Reboxetine, (RS)‐2‐[(RS)‐α‐(2‐ethoxyphenoxy)benzyl]morpholine methanesulphonate, is a racemic compound and consists of a mixture of the (R,R)‐ and (S,S)‐enantiomers. In this study, brain and plasma levels of both enantiomers were determined in mice and rats after oral administration of reboxetine at doses (1.1 mg/kg, mouse; 20 mg/kg, rat) twice the respective ED 50 values in the antireserpine test. Plasma and brain concentrations of each enantiomer were measured up to 6 h postdosing using an HPLC method with fluorimetric detection after derivatization with a chiral agent (FLEC). In mice and rats, brain and plasma levels of the (R,R)‐enantiomer were always higher than those of the (S,S)‐enantiomer. After normalization for dose, the mean AUC 0‐tz values of both the (R,R)‐ and (S,S)‐enantiomers in mouse brain were about 23 and 32 times higher than in rat brain, respectively.
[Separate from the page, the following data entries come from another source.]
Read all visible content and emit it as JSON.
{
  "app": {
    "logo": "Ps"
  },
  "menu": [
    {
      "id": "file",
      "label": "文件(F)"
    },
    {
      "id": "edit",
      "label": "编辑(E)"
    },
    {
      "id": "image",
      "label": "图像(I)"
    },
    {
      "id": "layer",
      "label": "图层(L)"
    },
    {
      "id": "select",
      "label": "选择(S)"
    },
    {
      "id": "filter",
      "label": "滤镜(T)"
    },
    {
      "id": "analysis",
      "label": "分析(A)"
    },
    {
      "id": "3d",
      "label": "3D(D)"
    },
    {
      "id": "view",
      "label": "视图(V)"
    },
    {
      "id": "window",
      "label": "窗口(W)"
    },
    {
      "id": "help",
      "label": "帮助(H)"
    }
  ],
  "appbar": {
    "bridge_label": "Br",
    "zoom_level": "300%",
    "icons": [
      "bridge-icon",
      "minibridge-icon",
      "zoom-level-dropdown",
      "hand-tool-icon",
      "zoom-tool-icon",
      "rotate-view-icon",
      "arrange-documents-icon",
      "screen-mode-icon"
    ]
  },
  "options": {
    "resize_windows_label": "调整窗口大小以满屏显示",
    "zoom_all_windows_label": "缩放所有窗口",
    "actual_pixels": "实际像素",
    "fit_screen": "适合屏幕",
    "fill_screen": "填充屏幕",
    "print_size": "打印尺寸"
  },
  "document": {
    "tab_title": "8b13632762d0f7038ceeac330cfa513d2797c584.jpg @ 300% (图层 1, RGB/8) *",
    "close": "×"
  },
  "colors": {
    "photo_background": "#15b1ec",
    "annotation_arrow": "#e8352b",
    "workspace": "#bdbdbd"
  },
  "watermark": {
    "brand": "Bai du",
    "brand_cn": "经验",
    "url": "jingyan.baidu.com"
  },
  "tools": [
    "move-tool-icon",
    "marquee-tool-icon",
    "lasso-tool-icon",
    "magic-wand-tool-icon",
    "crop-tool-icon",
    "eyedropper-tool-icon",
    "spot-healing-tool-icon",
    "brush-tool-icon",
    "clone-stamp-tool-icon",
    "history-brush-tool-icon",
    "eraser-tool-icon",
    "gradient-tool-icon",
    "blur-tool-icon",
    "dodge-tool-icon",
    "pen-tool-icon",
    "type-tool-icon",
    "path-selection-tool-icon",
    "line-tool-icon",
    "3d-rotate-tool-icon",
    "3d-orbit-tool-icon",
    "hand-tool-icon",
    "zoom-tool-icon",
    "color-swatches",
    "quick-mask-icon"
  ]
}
In plasma, the corrected mean AUC 0‐tz values were about 5 (R,R) and 10 (S,S) times higher in mice than in rats. These results provide evidence for the higher bioavailability and/or lower clearance of both enantiomers in mice than in rats, and for a higher penetration of both enantiomers into mouse brain compared to rat brain. © 1995 Wiley‐Liss, Inc.